Seen some people just use super glue for moss etc 
Or do I need the 'aquarium approved ' stuff ? 
Cheers 


Sent from my iPhone using Tapatalk


----------



## pike (17 Sep 2013)

super glue is what the salty side use to stick corals. i use it for anubias etc .only other would be the milliput  paste .


----------



## ian_m (17 Sep 2013)

I useed JBL Haru Adhesive (Zooplus £12) to stick the rocks for my loach cave together.


----------



## foxfish (17 Sep 2013)

Silicone!


----------



## pike (17 Sep 2013)

tried silicone its too felxi for rocks


----------



## foxfish (17 Sep 2013)

Umm that should not be the case, once set silicone it is extremely strong?
Super glue is not going to work but epoxy will, (millput).
Polyurethane glues are inert when cured (available in 310 cartridge tubes like silicone) & very ridged after a couple of hours, if you have a lot of rock that would be a good choice but milliput is the stuff to use for small jobs.


----------



## Samjpikey (17 Sep 2013)

What about araldite ?? 


Sent from my iPhone using Tapatalk


----------



## foxfish (17 Sep 2013)

Milliput  Epoxy Putty - Milliput


----------



## Martin in Holland (18 Sep 2013)

I've seen the guy from The Green Machine using a hot glue gun...I'm going to try this in my next tank


----------



## foxfish (18 Sep 2013)

Yeah that sounds like a good idea although I have no idea if the glue is aquarium safe apart from what you just said!


----------



## Samjpikey (18 Sep 2013)

Milliput seems promising , will give that a go , 
I'm hoping to glue a load of lava rock together to create a 'drop off' effect in my 35 Liter  
Thanks for that guys 


Sent from my iPhone using Tapatalk


----------



## Curvball (18 Sep 2013)

Just a note - milliput uses oxygen when it cures.
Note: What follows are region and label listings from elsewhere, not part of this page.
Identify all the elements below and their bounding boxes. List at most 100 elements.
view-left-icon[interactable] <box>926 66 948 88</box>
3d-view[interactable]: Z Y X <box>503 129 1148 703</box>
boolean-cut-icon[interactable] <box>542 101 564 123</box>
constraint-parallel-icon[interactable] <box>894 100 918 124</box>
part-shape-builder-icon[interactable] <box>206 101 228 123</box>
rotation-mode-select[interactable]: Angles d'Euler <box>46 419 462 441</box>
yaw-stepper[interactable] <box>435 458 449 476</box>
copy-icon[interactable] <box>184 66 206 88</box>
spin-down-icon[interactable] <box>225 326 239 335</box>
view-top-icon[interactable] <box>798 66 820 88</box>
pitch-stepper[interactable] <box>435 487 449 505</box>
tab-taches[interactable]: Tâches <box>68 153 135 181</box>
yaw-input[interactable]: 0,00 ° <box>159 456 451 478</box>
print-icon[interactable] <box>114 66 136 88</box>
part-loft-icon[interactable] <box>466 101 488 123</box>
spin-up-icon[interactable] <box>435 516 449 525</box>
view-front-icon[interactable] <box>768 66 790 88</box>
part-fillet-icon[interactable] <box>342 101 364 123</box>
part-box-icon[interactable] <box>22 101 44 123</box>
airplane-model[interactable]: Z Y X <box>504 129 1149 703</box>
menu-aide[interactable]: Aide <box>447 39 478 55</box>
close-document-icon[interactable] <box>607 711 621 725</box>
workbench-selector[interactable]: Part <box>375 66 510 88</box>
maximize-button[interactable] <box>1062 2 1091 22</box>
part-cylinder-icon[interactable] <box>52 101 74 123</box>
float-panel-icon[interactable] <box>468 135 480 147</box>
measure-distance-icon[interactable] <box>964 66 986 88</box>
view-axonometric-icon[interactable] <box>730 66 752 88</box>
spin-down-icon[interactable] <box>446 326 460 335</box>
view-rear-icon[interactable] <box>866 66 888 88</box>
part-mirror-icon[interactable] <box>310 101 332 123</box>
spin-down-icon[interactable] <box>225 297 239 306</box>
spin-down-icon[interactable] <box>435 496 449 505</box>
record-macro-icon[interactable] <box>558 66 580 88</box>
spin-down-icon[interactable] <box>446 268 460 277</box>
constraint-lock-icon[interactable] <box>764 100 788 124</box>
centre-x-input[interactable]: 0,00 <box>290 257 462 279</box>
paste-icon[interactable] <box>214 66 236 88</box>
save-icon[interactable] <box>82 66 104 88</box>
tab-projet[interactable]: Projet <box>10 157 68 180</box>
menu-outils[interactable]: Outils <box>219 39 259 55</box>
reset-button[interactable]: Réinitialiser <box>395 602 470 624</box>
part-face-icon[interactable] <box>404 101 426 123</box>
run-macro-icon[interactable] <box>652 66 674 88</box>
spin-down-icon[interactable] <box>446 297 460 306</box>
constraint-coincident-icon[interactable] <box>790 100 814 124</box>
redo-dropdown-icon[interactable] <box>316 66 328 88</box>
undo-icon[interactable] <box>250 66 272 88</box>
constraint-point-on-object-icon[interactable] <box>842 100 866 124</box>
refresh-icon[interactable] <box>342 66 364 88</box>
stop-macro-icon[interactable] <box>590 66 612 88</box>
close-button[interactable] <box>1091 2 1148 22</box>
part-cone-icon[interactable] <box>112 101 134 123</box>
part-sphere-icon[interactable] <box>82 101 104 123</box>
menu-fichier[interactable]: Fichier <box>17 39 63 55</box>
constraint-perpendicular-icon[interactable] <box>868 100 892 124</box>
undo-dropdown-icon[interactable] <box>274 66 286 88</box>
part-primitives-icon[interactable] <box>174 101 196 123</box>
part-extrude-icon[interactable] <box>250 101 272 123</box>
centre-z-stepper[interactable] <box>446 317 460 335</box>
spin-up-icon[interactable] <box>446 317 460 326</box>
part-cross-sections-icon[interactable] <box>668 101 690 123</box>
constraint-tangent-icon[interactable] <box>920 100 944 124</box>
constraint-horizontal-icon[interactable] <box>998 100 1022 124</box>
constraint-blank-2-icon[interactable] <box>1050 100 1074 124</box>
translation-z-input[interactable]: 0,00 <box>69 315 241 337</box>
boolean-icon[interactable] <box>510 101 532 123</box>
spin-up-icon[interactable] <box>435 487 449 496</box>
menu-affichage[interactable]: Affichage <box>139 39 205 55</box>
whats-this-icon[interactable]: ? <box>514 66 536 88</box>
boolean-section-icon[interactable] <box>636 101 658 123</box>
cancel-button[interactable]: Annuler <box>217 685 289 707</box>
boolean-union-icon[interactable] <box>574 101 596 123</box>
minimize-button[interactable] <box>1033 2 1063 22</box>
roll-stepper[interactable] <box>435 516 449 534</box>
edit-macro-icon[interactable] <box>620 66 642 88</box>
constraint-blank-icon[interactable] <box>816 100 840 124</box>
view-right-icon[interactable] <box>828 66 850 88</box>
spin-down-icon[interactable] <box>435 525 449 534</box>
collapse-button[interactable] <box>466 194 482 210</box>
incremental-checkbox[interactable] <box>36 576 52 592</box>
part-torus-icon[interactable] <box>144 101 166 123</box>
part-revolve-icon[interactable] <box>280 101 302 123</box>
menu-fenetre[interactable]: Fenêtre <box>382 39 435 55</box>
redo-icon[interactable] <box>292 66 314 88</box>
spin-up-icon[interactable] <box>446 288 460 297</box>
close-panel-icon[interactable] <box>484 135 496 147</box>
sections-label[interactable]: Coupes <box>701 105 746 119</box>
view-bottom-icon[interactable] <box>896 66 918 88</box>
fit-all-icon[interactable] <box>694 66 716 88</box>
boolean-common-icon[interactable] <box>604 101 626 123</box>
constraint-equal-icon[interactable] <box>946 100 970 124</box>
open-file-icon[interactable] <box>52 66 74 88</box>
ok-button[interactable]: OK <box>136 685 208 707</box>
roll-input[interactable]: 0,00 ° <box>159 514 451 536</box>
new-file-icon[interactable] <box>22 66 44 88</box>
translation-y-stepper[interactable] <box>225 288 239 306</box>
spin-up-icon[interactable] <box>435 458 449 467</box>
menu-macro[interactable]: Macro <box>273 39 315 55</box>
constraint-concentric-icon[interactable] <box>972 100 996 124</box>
Probably not much of an issue if you are scaping the rocks prior to adding them to the tank - more of a problem in reef aquariums.

Also Epo Putty is a good alternative - found it works better than milliput.


Posted from the comfort of my iPhone...


----------



## Samjpikey (18 Sep 2013)

Ok cheers , 
 so is there anything I need to stay clear from ?? 



Sent from my iPhone using Tapatalk


----------



## sparkyweasel (19 Sep 2013)

foxfish said:


> Yeah that sounds like a good idea although I have no idea if the glue is aquarium safe apart from what you just said!


 I have used a hot glue gun, with Bostik "All-Purpose" glue sticks, without any problems.


----------



## biffster (19 Sep 2013)

hot glue turns white over time with it being in water


----------



## foxfish (19 Sep 2013)

Hot glues sounds like such a great idea, I was wondering if there was some reason why it is not used as standard on every forum... turning white sound like the reason!


----------



## Martin in Holland (19 Sep 2013)

Turning white  could be a reason not to use hot glue, but with lava rock it should be easy to cover the glue with some grind up rock sprinkled over the still hot glue...and of course hide the glue as much as possible at the back.


----------



## sparkyweasel (19 Sep 2013)

Yep, whatever you use, put the glue where it doesn't show.


----------